The Forest Way climbs from Wauchope in the Hastings River valley, up to over 1000 metres where Antarctic Beech forests grow at Brushy Mountain campground. There are good views from the ridge line. Along the way are various side trips, so pack a tent and make a weekend of your journey. Hastings Forest Way is gravel but suitable for AWDs and hardy 2WDs with good clearance in dry weather, although some side tracks are 4WD only. Keep a lookout for logging trucks.
Bellangry No 1 Fire Tower
Take the short detour on your right up to this picnic site and lookout in Bellangry State Forest. All that remains of the Fire Tower is the concrete base, but the view toward the Pacific Ocean is great!

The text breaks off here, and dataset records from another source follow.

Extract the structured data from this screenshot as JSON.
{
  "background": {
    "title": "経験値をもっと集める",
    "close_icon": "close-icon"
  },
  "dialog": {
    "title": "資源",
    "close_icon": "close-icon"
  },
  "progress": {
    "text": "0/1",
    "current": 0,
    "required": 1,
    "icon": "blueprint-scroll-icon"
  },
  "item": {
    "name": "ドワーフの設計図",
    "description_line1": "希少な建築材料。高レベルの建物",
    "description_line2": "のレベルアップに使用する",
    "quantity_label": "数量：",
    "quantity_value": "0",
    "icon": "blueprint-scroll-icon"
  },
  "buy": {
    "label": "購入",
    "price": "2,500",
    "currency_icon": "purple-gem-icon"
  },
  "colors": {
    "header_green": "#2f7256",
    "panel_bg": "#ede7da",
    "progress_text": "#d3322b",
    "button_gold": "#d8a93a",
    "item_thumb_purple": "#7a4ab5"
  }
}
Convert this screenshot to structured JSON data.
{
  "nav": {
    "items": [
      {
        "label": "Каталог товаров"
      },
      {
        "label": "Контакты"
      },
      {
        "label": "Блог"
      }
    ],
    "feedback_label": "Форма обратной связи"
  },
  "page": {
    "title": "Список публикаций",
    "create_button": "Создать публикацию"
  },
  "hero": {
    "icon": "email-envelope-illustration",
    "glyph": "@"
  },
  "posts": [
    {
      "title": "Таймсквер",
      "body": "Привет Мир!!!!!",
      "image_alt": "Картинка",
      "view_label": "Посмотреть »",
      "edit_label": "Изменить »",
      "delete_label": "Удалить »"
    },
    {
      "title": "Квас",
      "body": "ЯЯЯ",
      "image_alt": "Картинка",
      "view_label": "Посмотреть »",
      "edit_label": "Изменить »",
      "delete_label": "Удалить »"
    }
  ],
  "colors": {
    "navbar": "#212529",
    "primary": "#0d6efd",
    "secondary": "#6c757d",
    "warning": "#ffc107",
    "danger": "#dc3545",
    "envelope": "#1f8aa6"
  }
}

Cobrabald Recreation Areas at The Bluff and Wild Bull
Forestry offer two campsites, The Bluff and Wild Bull with opportunities to swim in Mount Boss State Forest. Access them from Five Ways, near the No 1 Fire Tower Lookout.
Punchbowl Falls are on the the Bril Bril creek, and accessed from Mines Road.
Wilsons River Walks
Continuing up Forest Way, a marked turn off leads right to a lovely picnic site on the Wilsons River in Willi Willi National Park, with short walks through subtropical rainforest, and to a waterfall. An old, low forest bridge across the river was damaged in the 2021 floods.
Banda Banda Arboretum
Some 60 years ago, Forestry planted conifers in an arboretum. Now part of Willi Willi National Park, a side road leads to the arboretum, where there is a beautiful, shady circuit walk through Antarctic beech forest with Californian redwoods on the side. At 1258 metres, Mt Banda Banda is the highest in the region.
Plateau Beech Campround
Brushy Mountain Campground
Finally, you reach Brushy Mountain Campground in Werrikimbe National Park, with campsites under tall trees, a kitchen shelter, and the Forbes River nearby. A walk leads through Antarctic Beech forest to Spokes Lookout.
You can return the same way, continue on to Mooraback campground on Racecourse Road (4WD only) or take Coachwood Road to the Carrai Plateau (4WD only). Alternately, follow a route to the Forbes River and Oxley Highway. Flooding in 2021 and 2022 impacted the area, so check the NPWS website for alerts and closed parks or roads before you go.